At Everest's South Col showing off my O2 unit. A necessity for me, and optional for those with higher O2 uptake. |
Climbing Lhotse wall (going to Everest summit) at ~24,000ft (without supplemental O2) ultimately tested not just my will and acclimatization readiness, but my maximum lung capacity and efficiency! Imagine – 8 breathes (to get enough oxygen), for every 1 step (-at least in the latter part of my trip to Camp3).
I was not born with a super genes leading to high VO2 max (or oxygen uptake), and I felt I was struggling with high altitude activity. Fortunately, my will is stronger than my body haha! That’s why I maintained that high altitude mountaineering is 80-90% mental! But that’s not my topic…
For anyone who wishes to increase his/her oxygen uptake (which ultimately dictated one’s aerobic performance level) – one key thing is to increase his/her lung capacity and efficiency. There a few ‘lung trainings’ that one can do to improve not just his/her survival in the mountains (or competitive endurance sports) but his/her performance. And it doesn’t always have to be mountaineering-related!
Heart/cardio strengthening activities are by default lung capacity building as well. I have previous posts on those here: Make your heart stronger and high-altitude training. Let me add that for mountaineering, the best training is – mountaineering. Uphill! Weighted! Good, steady pace!

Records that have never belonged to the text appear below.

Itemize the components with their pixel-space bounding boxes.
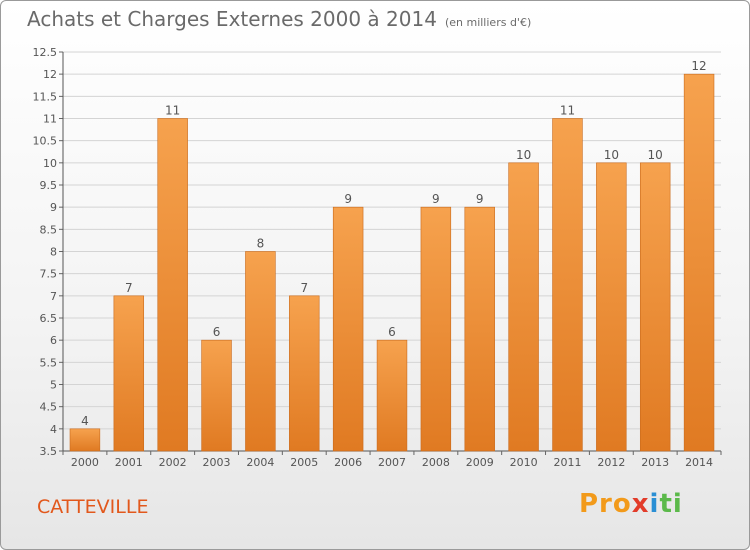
- bar-2004: [245, 251, 276, 452]
- data-label-2011: 11: [560, 104, 575, 118]
- data-label-2002: 11: [165, 104, 180, 118]
- y-tick-label: 5: [50, 379, 57, 392]
- bar-2003: [201, 339, 232, 452]
- x-tick-label-2005: 2005: [290, 456, 318, 469]
- x-tick-label-2007: 2007: [378, 456, 406, 469]
- proxiti-logo: Proxiti: [579, 489, 683, 519]
- bar-2002: [157, 118, 188, 452]
- bar-2013: [639, 162, 671, 452]
- x-tick-label-2010: 2010: [510, 456, 538, 469]
- x-tick-label-2008: 2008: [422, 456, 450, 469]
- x-tick-label-2006: 2006: [334, 456, 362, 469]
- x-tick-label-2001: 2001: [115, 456, 143, 469]
- data-label-2001: 7: [125, 281, 133, 295]
- bar-2001: [113, 295, 145, 452]
- y-tick-label: 9.5: [40, 179, 58, 192]
- y-tick-label: 8: [50, 246, 57, 259]
- x-tick-label-2014: 2014: [685, 456, 713, 469]
- data-label-2005: 7: [300, 281, 308, 295]
- bar-2011: [552, 118, 583, 452]
- data-label-2010: 10: [516, 148, 531, 162]
- x-tick-label-2012: 2012: [597, 456, 625, 469]
- y-tick-label: 10: [43, 157, 57, 170]
- bar-2000: [69, 428, 101, 452]
- y-tick-label: 6.5: [40, 312, 58, 325]
- y-tick-label: 11: [43, 113, 57, 126]
- place-name: CATTEVILLE: [37, 496, 149, 518]
- chart-subtitle: (en milliers d'€): [444, 16, 532, 29]
- bar-2008: [420, 206, 452, 452]
- data-label-2012: 10: [604, 148, 619, 162]
- data-label-2004: 8: [257, 237, 265, 251]
- y-tick-label: 10.5: [33, 135, 58, 148]
- bar-2009: [464, 206, 495, 452]
- y-tick-label: 7: [50, 290, 57, 303]
- bar-2006: [332, 206, 364, 452]
- data-label-2009: 9: [476, 192, 484, 206]
- y-tick-label: 12: [43, 68, 57, 81]
- bar-2007: [376, 339, 408, 452]
- bar-2014: [683, 73, 715, 452]
- x-tick-label-2004: 2004: [246, 456, 274, 469]
- data-label-2014: 12: [691, 59, 706, 73]
- y-tick-label: 9: [50, 201, 57, 214]
- bar-2012: [596, 162, 627, 452]
- data-label-2013: 10: [648, 148, 663, 162]
- bar-2010: [508, 162, 539, 452]
- x-tick-label-2000: 2000: [71, 456, 99, 469]
- x-tick-label-2009: 2009: [466, 456, 494, 469]
- chart-title: Achats et Charges Externes 2000 à 2014 (e…: [27, 7, 532, 31]
- bar-2005: [289, 295, 320, 452]
- y-tick-label: 11.5: [33, 90, 58, 103]
- y-tick-label: 8.5: [40, 223, 58, 236]
- data-label-2003: 6: [213, 325, 221, 339]
- x-tick-label-2013: 2013: [641, 456, 669, 469]
- y-tick-label: 3.5: [40, 445, 58, 458]
- y-tick-label: 7.5: [40, 268, 58, 281]
- data-label-2008: 9: [432, 192, 440, 206]
- y-tick-label: 5.5: [40, 356, 58, 369]
- data-label-2000: 4: [81, 414, 89, 428]
- y-tick-label: 4: [50, 423, 57, 436]
- x-tick-label-2003: 2003: [203, 456, 231, 469]
- y-tick-label: 6: [50, 334, 57, 347]
- y-tick-label: 4.5: [40, 401, 58, 414]
- data-label-2006: 9: [344, 192, 352, 206]
- data-label-2007: 6: [388, 325, 396, 339]
- y-tick-label: 12.5: [33, 46, 58, 59]
- x-tick-label-2002: 2002: [159, 456, 187, 469]
- x-tick-label-2011: 2011: [553, 456, 581, 469]
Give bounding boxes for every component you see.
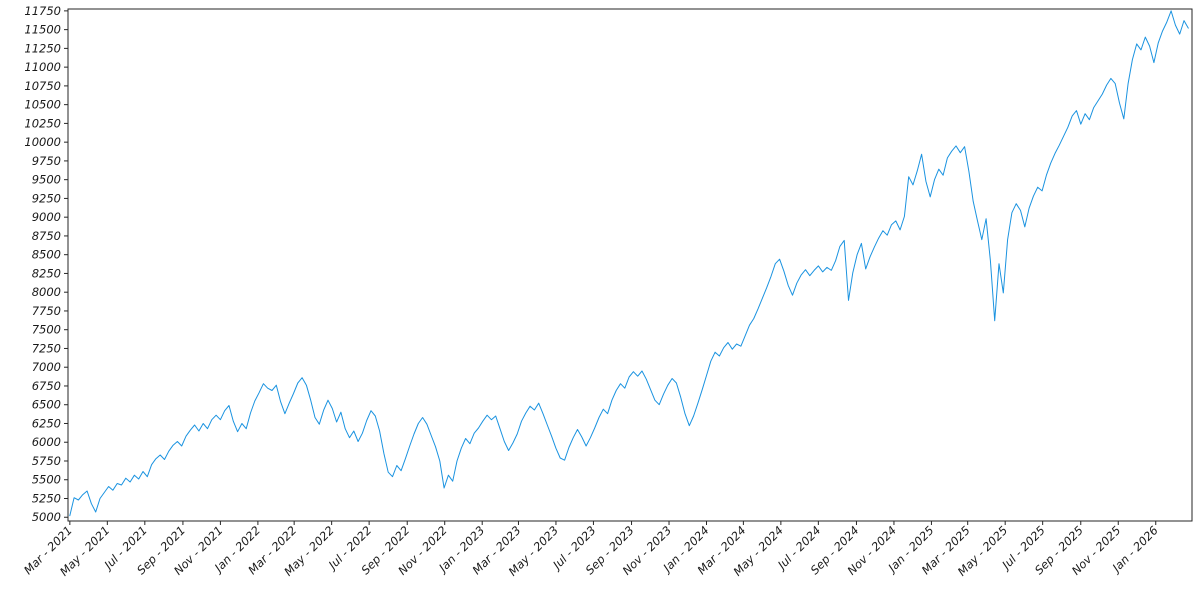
y-tick-label: 10750 [24,79,61,93]
y-tick-label: 5250 [32,491,61,505]
y-tick-label: 7750 [32,304,61,318]
y-tick-label: 6250 [32,416,61,430]
y-tick-label: 9750 [32,154,61,168]
y-tick-label: 9250 [32,191,61,205]
y-tick-label: 5000 [32,510,61,524]
y-tick-label: 6000 [32,435,61,449]
y-tick-label: 8250 [32,266,61,280]
y-tick-label: 8500 [32,248,61,262]
y-tick-label: 11500 [24,23,61,37]
y-tick-label: 7500 [32,323,61,337]
y-tick-label: 11000 [24,60,61,74]
y-tick-label: 5750 [32,454,61,468]
y-tick-label: 9000 [32,210,61,224]
y-tick-label: 9500 [32,173,61,187]
plot-area-border [67,8,1193,522]
y-tick-label: 7000 [32,360,61,374]
y-tick-label: 6500 [32,398,61,412]
y-tick-label: 10500 [24,98,61,112]
y-tick-label: 5500 [32,473,61,487]
y-tick-label: 7250 [32,341,61,355]
y-tick-label: 11250 [24,41,61,55]
y-tick-label: 11750 [24,4,61,18]
y-tick-label: 10000 [24,135,61,149]
price-line [69,10,1189,517]
y-tick-label: 6750 [32,379,61,393]
y-tick-label: 10250 [24,116,61,130]
y-tick-label: 8750 [32,229,61,243]
y-tick-label: 8000 [32,285,61,299]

But let me share some other ways how to increase lung efficiency as added routines and/or even maximize one's weekdays (especially for the working class):
1. Swimming. Or rather “Hypoxic swimming”. The good news is that, one can do swimming during weekdays, even several times in a week, and even while doing ‘muscle recovery’ (i.e. slow but air-deprived). There are many recommended routines mostly as part of the normal competitive swimmers’ training regimen, which anyone can simply re-apply. My own simplified version is simply sustaining a long swim (1hr normally, or longer if you can hold your pee) it doesn’t even matter how long (2km or less?). Being a one-sided breather (I am NOT a competitive swimmer), I start with 1 breath/ 4 strokes cycle, then extend to 1 breathe/ 6 strokes, then extend to 1b/8s and sustain this for a long time. Towards the end, I extend to 1b/10s or 12s, and occasionally do no-breath lap (25m pool). Did it ever help? I don’t know, but I felt good! Haha!

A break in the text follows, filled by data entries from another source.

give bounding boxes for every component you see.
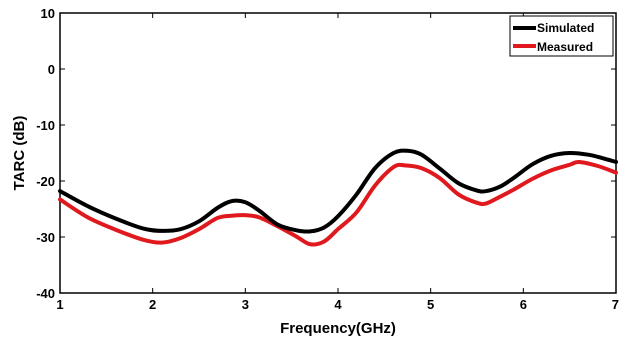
legend: Simulated Measured [509,15,614,57]
legend-box [509,15,614,57]
x-tick-label: 3 [242,297,249,312]
x-tick-label: 4 [334,297,342,312]
x-tick-label: 5 [427,297,434,312]
y-tick-label: 10 [41,6,55,21]
y-tick-label: -20 [36,174,55,189]
y-tick-label: -30 [36,230,55,245]
plot-frame [59,12,617,294]
x-axis-label: Frequency(GHz) [280,320,396,337]
y-tick-label: -10 [36,118,55,133]
x-tick-label: 7 [612,297,619,312]
ticks: 1 2 3 4 5 6 7 10 0 -10 -20 -30 -40 [36,6,619,312]
x-tick-label: 2 [149,297,156,312]
x-tick-label: 1 [56,297,63,312]
y-tick-label: -40 [36,286,55,301]
x-tick-label: 6 [520,297,527,312]
y-axis-label: TARC (dB) [11,116,28,191]
series-line-measured [58,159,618,247]
legend-label-measured: Measured [537,40,593,54]
series-lines [58,148,618,247]
legend-label-simulated: Simulated [537,21,594,35]
series-line-simulated [58,148,618,234]
y-tick-label: 0 [48,62,55,77]
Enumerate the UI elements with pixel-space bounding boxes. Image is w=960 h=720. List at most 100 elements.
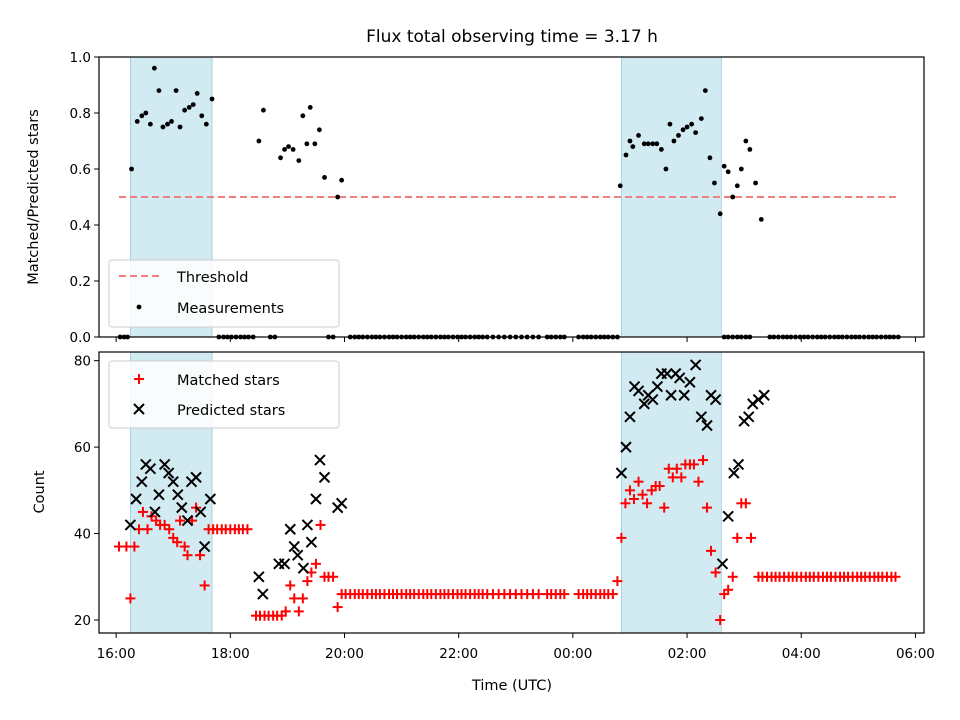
predicted-star-point	[153, 488, 165, 501]
predicted-star-point-b	[318, 471, 331, 484]
measurement-point	[261, 107, 266, 113]
predicted-star-point-b	[684, 376, 696, 388]
measurement-point	[758, 217, 764, 222]
predicted-star-point	[684, 376, 696, 388]
matched-star-point	[533, 589, 544, 600]
measurement-point	[165, 121, 170, 127]
measurement-point	[721, 163, 727, 169]
measurement-point	[689, 121, 695, 127]
matched-star-point	[164, 524, 175, 535]
predicted-star-point	[661, 367, 673, 380]
measurement-point	[203, 121, 209, 127]
predicted-star-point	[149, 506, 161, 518]
measurement-point	[256, 138, 262, 144]
predicted-star-point	[632, 385, 645, 397]
predicted-star-point-b	[204, 493, 217, 505]
predicted-star-point	[624, 411, 636, 423]
measurement-point	[712, 180, 717, 186]
top-y-tick-label: 0.8	[70, 106, 91, 122]
top-y-tick-label: 0.4	[70, 218, 91, 234]
predicted-star-point-b	[162, 467, 175, 479]
matched-star-point	[723, 584, 734, 595]
measurement-point	[627, 138, 633, 144]
matched-star-point	[624, 485, 635, 496]
measurement-point	[743, 138, 749, 144]
predicted-star-point	[318, 471, 331, 484]
matched-star-point	[702, 502, 713, 513]
predicted-star-point-b	[158, 458, 171, 471]
predicted-star-point-b	[172, 488, 184, 501]
measurement-point	[134, 119, 140, 124]
predicted-star-point-b	[673, 372, 686, 384]
predicted-star-point	[291, 549, 304, 561]
matched-star-point	[746, 532, 757, 543]
chart-title: Flux total observing time = 3.17 h	[366, 27, 658, 47]
measurement-point	[339, 177, 345, 183]
matched-star-point	[659, 502, 670, 513]
predicted-star-point-b	[743, 411, 755, 423]
top-axes-frame	[98, 56, 925, 338]
predicted-star-point	[162, 467, 175, 479]
measurement-point	[182, 107, 188, 113]
top-legend: Threshold Measurements	[108, 259, 340, 328]
measurement-point	[151, 65, 157, 71]
predicted-star-point-b	[722, 510, 734, 522]
predicted-star-point	[172, 488, 184, 501]
matched-star-point	[628, 493, 639, 504]
measurement-point	[286, 144, 291, 150]
measurement-point	[160, 124, 166, 130]
measurement-point	[676, 133, 681, 138]
x-tick-label: 00:00	[553, 646, 592, 662]
measurement-point	[717, 211, 723, 217]
matched-star-point	[890, 571, 901, 582]
measurement-point	[335, 194, 341, 200]
legend-predicted-swatch	[133, 403, 145, 415]
measurement-point	[734, 183, 740, 189]
matched-star-point	[740, 498, 751, 509]
matched-star-point	[142, 524, 153, 535]
predicted-star-point	[194, 506, 207, 518]
predicted-star-point	[638, 398, 650, 410]
matched-star-point	[637, 489, 648, 500]
predicted-star-point	[716, 558, 729, 570]
bottom-plot: 20 40 60 80 16:00 18:00 20:00 22:00 00:00 02:00 04…	[74, 351, 935, 662]
top-legend-box	[108, 259, 340, 328]
predicted-star-point-b	[284, 523, 296, 535]
measurement-point	[300, 113, 306, 119]
matched-star-point	[688, 459, 699, 470]
predicted-star-point-b	[615, 467, 628, 479]
measurement-point	[730, 194, 736, 200]
predicted-star-point	[136, 475, 148, 488]
predicted-star-point	[728, 467, 740, 479]
matched-star-point	[242, 524, 253, 535]
measurement-point	[738, 166, 744, 172]
predicted-star-point	[620, 441, 632, 453]
x-tick-label: 04:00	[782, 646, 821, 662]
measurement-point	[654, 141, 660, 147]
measurement-point	[278, 155, 283, 161]
bottom-y-tick-label: 80	[74, 354, 91, 370]
predicted-star-point-b	[620, 441, 632, 453]
measurement-point	[684, 124, 690, 130]
predicted-star-point-b	[638, 398, 650, 410]
top-y-axis-label: Matched/Predicted stars	[26, 109, 42, 285]
bottom-y-axis-label: Count	[32, 470, 48, 513]
matched-star-point	[732, 532, 743, 543]
measurement-point	[186, 105, 192, 110]
measurement-point	[296, 158, 302, 164]
matched-star-point	[293, 606, 304, 617]
measurement-point	[623, 152, 629, 158]
matched-star-point	[302, 576, 313, 587]
predicted-star-point	[310, 493, 322, 505]
bottom-y-tick-label: 20	[74, 613, 91, 629]
matched-star-point	[671, 463, 682, 474]
matched-star-point	[633, 476, 644, 487]
predicted-star-point	[689, 359, 702, 371]
predicted-star-point-b	[647, 393, 659, 406]
matched-star-point	[654, 481, 665, 492]
matched-star-point	[620, 498, 631, 509]
measurement-point	[173, 88, 179, 93]
predicted-star-point	[732, 458, 745, 471]
predicted-star-point	[678, 389, 690, 401]
predicted-star-point-b	[665, 389, 677, 401]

2. Free (skin) diving. You do this with a trained buddy, and understand that this is a dangerous sport in itself (i.e. blackout underwater is a real possibility). Obviously, the intent is air-deprivation training, so depth per se is not the goal. Depth of course will help, as you go down – the water pressure compresses your lungs so it’s another form of challenge for your lungs (to provide specific pressure-volume relationship: at 33ft the pressure is doubled, and lung volume is compressed to half the size). Free diving as lung training doesn’t have to be a boring routine. If you find pool training to be boring, bring your friends to a nearby coastal area (if you have money – go to a dive resort where coral reef is good), and snorkel with them. Spend more time free diving and enjoying the reef – playing with Nemo, feather star, clams (just don’t harm them) – while naturally exercising your lungs. One would realize that as he/she keeps free diving, the holding time gets better.

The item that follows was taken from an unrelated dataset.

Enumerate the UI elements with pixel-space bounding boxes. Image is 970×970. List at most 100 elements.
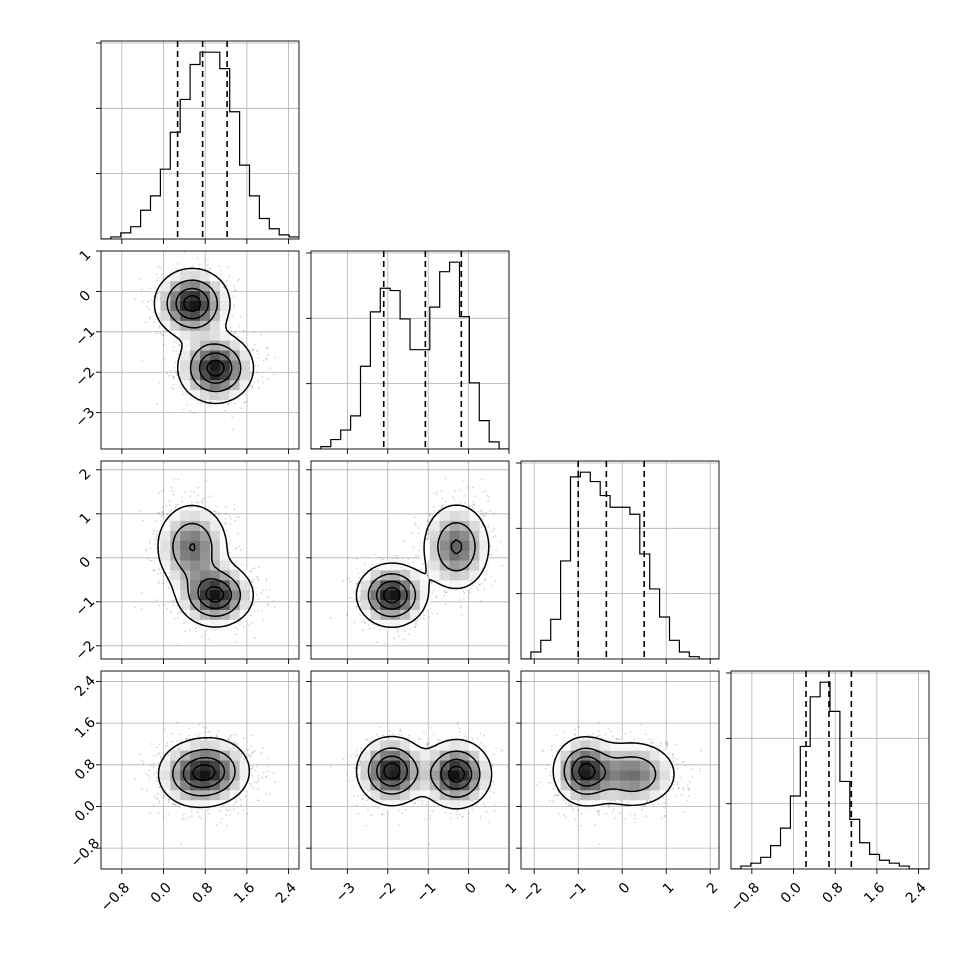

3. Breathing exercise or meditation. You don’t need to be a yogi, a monk, a priest, or an expert martial artist to perform this exercise. You don’t even need to go to a gym. One may do breathing exercise at home, in the office, while sitting in the bus, boat, airplane or just about anywhere! But be aware that different techniques apply to different people. Some groups don’t believe in/agree with ‘deep breathing’ for example (which is used by many practitioners), and instead favoured ‘reduced breathing’ exercise (more like the hypoxic swimming version) where one breathes very slowly and less (i.e. less air overall vs. hyperventilation). My suggestion? Slow breathing (use nose), long hold after inhale, exhale very slowly (use nose, may use mouth exhale in the last part to empty the lungs), then hold long (deprivation) then slow inhale. Don’t hyperventilate (short deep inhale) or max out your lungs (increasing O2 intake and abnormally reducing CO2). With physical activity, O2 consumption is higher and hence intake is ok to be higher. With resting/sitting/lying down position during a breathing exercise, too much air intake may not really add benefit. When one is at max O2 use, extra O2 will not mean anything. Unless one is sick or at high-altitude needing extra O2. One can try doing this slow breathing for 10mins first, then longer as one gets more comfortable (say 30mins or even more), OR until he/she falls asleep. And speaking of high altitude, when I do ‘recovery breathing’ at night times (before sleeping) in a high altitude environment, the breathing routine differed. I normally do deeper inhale, pause-hold for 1 or 2 beats, then shorter exhale. And normally with elevated head. The idea is to get as much O2 as possible, given air deprived environment and body (i.e. blood in the body normally have below-normal O2 saturation).
So when you started to climb that hill and experienced my slowness-problem of doing many breathes to make one step, you’d realize you needed more lung strengthening than what you thought was needed.